Mr. Que (Mr.Que), Wednesday, 18 October 2006 01:19 (nineteen years ago)

tom, i wouldn't say 'duty of genius' gets speculative, intrusive, or gossipy, though it is clearly a go-to source for, like, facts and factlike things.

william bartley's biography made claims about wittgenstein's homosexuality on the basis of some 'lost' notebooks (i haven't read his book so i don't know if this refers to the 'secret notebooks' eventually published in german) and confidential information from friends/acquaintances. i hear that at the time there were a number of touchy denials etc. as one unfortunately expects (maybe in particular about claims of wittgenstein's red light district cruising?), but whatever controversy that surrounded that book seems to have died down. the monk biography has an appendix about the debate.

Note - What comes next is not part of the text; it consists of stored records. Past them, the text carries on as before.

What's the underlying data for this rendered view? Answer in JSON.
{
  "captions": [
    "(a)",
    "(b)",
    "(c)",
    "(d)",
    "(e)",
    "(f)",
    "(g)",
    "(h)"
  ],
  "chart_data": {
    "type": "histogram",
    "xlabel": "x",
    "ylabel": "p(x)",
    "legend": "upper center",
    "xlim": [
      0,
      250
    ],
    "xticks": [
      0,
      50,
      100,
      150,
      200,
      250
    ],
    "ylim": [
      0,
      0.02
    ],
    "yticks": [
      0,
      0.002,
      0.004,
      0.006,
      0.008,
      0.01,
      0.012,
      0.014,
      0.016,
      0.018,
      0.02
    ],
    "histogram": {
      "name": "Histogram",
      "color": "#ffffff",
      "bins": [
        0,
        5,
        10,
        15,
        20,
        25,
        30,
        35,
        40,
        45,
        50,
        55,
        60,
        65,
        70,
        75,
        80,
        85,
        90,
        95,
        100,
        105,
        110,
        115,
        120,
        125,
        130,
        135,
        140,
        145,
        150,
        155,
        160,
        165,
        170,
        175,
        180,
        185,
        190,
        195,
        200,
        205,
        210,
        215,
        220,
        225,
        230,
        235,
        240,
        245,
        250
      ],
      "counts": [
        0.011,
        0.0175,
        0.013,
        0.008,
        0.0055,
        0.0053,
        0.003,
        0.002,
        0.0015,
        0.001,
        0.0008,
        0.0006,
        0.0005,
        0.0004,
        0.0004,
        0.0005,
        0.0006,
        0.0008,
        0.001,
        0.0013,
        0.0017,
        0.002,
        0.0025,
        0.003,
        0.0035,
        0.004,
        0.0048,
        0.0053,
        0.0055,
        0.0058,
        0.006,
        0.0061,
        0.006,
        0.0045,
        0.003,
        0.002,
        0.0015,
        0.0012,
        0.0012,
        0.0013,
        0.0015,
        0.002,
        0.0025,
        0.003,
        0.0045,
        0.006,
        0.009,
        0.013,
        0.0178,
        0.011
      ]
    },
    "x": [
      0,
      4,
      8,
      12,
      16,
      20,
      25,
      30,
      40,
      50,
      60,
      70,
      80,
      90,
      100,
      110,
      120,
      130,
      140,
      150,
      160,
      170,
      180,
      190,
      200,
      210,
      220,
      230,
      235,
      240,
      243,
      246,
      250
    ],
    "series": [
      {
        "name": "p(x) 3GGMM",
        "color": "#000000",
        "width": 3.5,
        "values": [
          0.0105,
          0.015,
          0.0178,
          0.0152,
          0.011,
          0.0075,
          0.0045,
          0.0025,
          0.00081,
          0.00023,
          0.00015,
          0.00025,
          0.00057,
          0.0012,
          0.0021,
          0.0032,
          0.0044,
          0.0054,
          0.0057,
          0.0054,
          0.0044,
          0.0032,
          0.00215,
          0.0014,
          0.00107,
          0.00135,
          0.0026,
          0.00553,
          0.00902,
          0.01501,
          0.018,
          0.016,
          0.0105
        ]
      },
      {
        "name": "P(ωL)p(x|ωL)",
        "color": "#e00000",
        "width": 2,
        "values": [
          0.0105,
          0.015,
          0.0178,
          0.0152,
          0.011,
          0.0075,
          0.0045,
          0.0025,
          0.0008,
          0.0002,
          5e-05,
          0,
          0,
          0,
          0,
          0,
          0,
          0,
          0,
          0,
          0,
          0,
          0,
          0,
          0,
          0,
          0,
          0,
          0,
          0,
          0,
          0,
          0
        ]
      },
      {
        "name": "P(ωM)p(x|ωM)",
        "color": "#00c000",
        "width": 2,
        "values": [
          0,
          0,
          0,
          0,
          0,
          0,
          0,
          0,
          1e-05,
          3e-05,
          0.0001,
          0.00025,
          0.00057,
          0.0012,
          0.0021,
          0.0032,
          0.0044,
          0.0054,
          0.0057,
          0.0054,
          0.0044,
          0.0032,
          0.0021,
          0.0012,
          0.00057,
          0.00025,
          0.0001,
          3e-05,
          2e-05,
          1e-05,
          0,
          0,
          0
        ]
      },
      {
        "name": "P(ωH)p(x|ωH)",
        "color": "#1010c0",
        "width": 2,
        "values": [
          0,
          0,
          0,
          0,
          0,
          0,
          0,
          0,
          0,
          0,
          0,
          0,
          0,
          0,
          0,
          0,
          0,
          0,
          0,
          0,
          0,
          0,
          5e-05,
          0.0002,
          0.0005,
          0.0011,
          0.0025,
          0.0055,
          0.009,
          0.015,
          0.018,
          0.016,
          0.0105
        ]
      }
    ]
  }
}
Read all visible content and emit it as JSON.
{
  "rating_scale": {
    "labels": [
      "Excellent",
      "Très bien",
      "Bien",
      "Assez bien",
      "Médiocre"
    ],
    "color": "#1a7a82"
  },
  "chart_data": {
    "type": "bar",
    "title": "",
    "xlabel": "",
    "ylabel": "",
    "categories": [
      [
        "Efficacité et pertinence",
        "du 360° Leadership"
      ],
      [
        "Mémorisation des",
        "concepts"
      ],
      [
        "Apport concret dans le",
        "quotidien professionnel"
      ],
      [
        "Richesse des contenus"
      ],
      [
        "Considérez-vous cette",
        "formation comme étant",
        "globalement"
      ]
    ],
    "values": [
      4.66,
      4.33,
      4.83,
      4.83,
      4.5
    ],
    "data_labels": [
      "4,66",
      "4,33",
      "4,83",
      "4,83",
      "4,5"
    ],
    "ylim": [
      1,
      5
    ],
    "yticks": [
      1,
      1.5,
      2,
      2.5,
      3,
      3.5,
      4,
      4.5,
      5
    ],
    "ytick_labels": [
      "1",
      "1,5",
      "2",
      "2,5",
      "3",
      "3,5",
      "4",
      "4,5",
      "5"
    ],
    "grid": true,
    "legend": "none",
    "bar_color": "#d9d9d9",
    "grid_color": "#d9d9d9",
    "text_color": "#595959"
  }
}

it would not be unexpected to find free-form speculation in 'a philosophical investigation' or in 'the world as i found it' but i don't know since i haven't read them; i would expect less factual fidelity from the kerr, more from the duffy.

Josh (Josh), Wednesday, 18 October 2006 06:26 (nineteen years ago)

My friend suggests that Wittg's Poker does have some naughty bits.

Casuistry (Chris P), Wednesday, 18 October 2006 19:10 (nineteen years ago)

Well, duh: that poker had to have been used somehow.

jaymc (jaymc), Wednesday, 18 October 2006 19:59 (nineteen years ago)

three weeks pass...
minstrelsy?

tom west (thomp), Wednesday, 8 November 2006 17:36 (nineteen years ago)

n.b. i have 'love and theft'

tom west (thomp), Wednesday, 8 November 2006 17:36 (nineteen years ago)

six years pass...

12th c. provencal lyrics in english, not involving e. pound?